In 2019, they backed a PS deployment of the army to break a nationwide truckers strike, as fuel stations ran dry. The BE endorsed the PS use of the army to break the strike, with BE leader Catarina Martins stating: “In certain fundamental sectors, it is understandable that there are minimum levels of service; in other sectors it is not understandable. … The government will have to do whatever is essential for the country to function.”

In the autumn of 2021, mass strikes erupted across Portugal of rail workers, teachers, pharmacists, subway workers, nurses, firefighters, and civil servants. The PCP and BE did not, however, seek to mobilize the workers against the minority PS government, which they were supporting in parliament. Instead, they sought to prop up the PS by forcing new elections.

They suddenly voted against the PS budget, which they had previously supported. This was not because they opposed EU austerity. Both the BE and PCP had loyally supported all the PS austerity budgets since the PS took power in 2015. Their vote against the PS budget triggered a government crisis and new elections, in which the PS narrowly eked out a victory against the PSD.

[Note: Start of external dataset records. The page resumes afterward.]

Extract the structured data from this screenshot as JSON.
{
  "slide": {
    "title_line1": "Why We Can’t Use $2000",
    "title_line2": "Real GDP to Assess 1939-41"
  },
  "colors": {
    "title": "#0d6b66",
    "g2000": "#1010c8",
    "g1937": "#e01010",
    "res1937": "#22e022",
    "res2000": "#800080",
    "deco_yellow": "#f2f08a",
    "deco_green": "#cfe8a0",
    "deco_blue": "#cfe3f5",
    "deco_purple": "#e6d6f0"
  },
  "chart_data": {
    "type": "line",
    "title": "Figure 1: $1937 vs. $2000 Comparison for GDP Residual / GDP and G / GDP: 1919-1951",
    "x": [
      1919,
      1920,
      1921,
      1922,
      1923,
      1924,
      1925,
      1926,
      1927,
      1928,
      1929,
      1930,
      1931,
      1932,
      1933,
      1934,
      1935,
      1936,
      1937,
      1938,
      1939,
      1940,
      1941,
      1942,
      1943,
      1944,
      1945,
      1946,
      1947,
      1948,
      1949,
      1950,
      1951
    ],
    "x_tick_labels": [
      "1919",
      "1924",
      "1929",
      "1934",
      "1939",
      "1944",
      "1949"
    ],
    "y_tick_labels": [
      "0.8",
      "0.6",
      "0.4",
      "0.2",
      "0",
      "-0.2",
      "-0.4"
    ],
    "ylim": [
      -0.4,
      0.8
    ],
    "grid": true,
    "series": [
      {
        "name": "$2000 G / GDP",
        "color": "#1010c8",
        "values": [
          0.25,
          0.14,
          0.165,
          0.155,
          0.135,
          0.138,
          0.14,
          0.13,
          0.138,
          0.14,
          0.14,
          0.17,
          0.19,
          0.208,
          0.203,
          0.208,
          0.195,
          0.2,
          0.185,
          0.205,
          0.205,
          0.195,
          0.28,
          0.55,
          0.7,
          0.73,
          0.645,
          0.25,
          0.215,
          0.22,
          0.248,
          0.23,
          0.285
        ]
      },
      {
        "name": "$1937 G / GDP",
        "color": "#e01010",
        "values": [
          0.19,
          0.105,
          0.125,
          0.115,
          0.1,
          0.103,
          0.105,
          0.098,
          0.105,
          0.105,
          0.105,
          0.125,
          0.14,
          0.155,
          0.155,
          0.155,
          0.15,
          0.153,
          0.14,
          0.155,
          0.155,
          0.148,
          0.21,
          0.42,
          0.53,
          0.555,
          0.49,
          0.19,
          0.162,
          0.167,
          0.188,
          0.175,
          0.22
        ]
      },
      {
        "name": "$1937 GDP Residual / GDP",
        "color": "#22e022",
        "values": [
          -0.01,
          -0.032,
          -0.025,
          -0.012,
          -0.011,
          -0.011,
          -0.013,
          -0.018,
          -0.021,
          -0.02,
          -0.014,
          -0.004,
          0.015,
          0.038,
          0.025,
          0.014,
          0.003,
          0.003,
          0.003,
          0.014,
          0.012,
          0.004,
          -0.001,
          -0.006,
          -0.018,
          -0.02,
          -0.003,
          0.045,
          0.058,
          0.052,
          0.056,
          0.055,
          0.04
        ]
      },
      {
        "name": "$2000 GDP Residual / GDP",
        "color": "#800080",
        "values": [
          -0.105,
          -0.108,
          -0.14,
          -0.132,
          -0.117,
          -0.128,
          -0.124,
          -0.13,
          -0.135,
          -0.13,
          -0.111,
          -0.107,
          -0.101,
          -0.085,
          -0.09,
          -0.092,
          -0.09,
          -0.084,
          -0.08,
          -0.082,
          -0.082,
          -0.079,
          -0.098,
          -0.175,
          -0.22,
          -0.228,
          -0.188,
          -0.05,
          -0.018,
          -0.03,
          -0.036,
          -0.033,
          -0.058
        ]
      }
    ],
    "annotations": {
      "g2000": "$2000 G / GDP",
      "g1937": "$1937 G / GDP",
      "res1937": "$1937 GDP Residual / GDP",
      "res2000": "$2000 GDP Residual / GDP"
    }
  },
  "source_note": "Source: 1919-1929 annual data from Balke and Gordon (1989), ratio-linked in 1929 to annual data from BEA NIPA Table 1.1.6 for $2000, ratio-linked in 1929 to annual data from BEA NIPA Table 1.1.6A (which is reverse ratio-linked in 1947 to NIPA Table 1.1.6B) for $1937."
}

The PS cannot be fought on an apolitical, trade-union basis. STOP claims Portugal’s right-wing PSD president, Marcelo Rebelo de Sousa, can protect the strike from the PS. It hails de Sousa as “guarantor of the regular functioning of democratic institutions … Therefore, the President must have a clear position in the face of this attack on the right to strike (which is a constitutional right).” But the PSD is a right-wing tool of finance capital, as hostile to strikers as the PS.

Only the overthrow of this corrupt establishment, in a necessarily international revolution against capitalism, can resolve the burning problems facing workers. Building the International Workers Alliance of Rank-and-File Committees can allow workers to overcome the demobilizing influence of the national union bureaucracies. This requires building sections of the International Committee of the Fourth International, the world Trotskyist movement, to struggle for socialism against the counterrevolutionary Stalinist and Pabloite defenders of the bureaucracy against the workers.